Almost as difficult as getting into the hotel undetected was convincing Vegard to wait for me at a bar across the street. In no way could a big, blond Guardian blend in with a hotel full of goblins. I was small and fit through openings Vegard couldn’t get his head into, let alone those shoulders of his. I thought about telling Tam and Imala about my little trick, but decided against it for now. I might need to sneak back in before all this was over.
I couldn’t exactly walk up to the front desk and ask where Mago Perrone’s suite was. I mean I could, but it would be ill-advised. Hotel staff generally wanted to know personal details that are best not shared in my kind of situation, like your name and what business did you have with the hotel guest in question. Then they would oh so politely offer to send a bellboy up with a message.
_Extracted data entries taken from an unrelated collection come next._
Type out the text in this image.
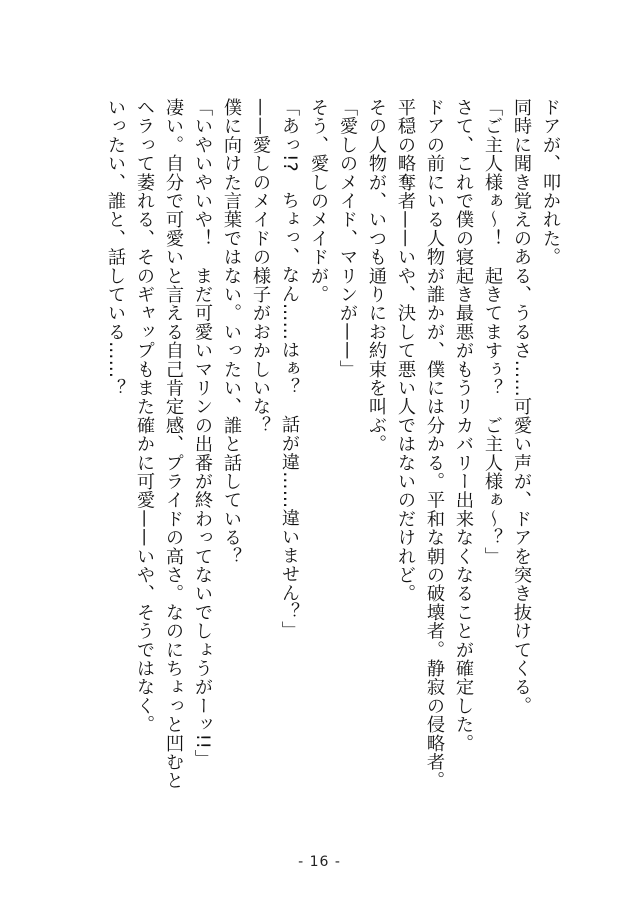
ドアが、叩かれた。
同時に聞き覚えのある、うるさ……可愛い声が、ドアを突き抜けてくる。
「ご主人様ぁ〜！　起きてますぅ？　ご主人様ぁ〜？」
さて、これで僕の寝起き最悪がもうリカバリー出来なくなることが確定した。
ドアの前にいる人物が誰かが、僕には分かる。平和な朝の破壊者。静寂の侵略者。
平穏の略奪者——いや、決して悪い人ではないのだけれど。
その人物が、いつも通りにお約束を叫ぶ。
「愛しのメイド、マリンが——」
そう、愛しのメイドが。
「あっ!?　ちょっ、なん……はぁ？　話が違……違いません？」
——愛しのメイドの様子がおかしいな？
僕に向けた言葉ではない。いったい、誰と話している？
「いやいやいや！　まだ可愛いマリンの出番が終わってないでしょうがーッ!!」
凄い。自分で可愛いと言える自己肯定感、プライドの高さ。なのにちょっと凹むと
ヘラって萎れる、そのギャップもまた確かに可愛——いや、そうではなく。
いったい、誰と、話している……？
- 16 -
Pretty much everyone knew who I was, and having me connected in any way, shape, or form with Mago would have scuttled our plan before we got a chance to break even one law.
Over the years, we’d worked out a sign in our family for letting another family member know where we were. For an inn or hotel, the tip of a handkerchief discreetly visible in the upper right corner of the door said that a Benares was in residence. To keep me from wandering suspiciously from floor to floor looking for his door merely took a little deductive reasoning. Mago never stayed on the ground floor, to prevent anyone from breaking in. Someone stealing from Mago would be the ultimate irony. My cousin also never stayed on floors too high up to prevent him from easily getting out. Escape was a good option for a Benares. He always carried a ladder woven out of Caesolian silk; it was light, fit neatly in his luggage, and could be pulled down quickly after him. That ladder had seen a lot of use over the years. It would reach three stories, no more. Chigaru was on the fifth floor—naturally the top floor—that would put Mago on the third. He’d want to be close to the prince, but close enough to the ground so that his getaway ladder would reach.
Unlike Prince Chigaru’s floor, there were no guards on Mago’s hall; in fact, there was no one in the hall except for me. The golden glow from recessed lightglobes set into the walls at regular intervals revealed a faint gleam at each end of the hall. Sentry beacons. Sometimes magic was a major inconvenience. Hotel security could see everything going on in every hall. Though one of the first spells I learned as a seeker was for disabling any magical device that let anyone see me when I didn’t want to be seen.
Focus, a touch of will, and a muttered spell later, all the security guard downstairs would see was a lot of empty hall. There would be no record that I’d been here.
I found the tip of a pale blue handkerchief peeking out of the door of the suite closest to the stairs—another prudent Mago precaution. I used the knock that would tell him it was me, and my cousin answered the door a few moments later, drink in hand, color back in his face.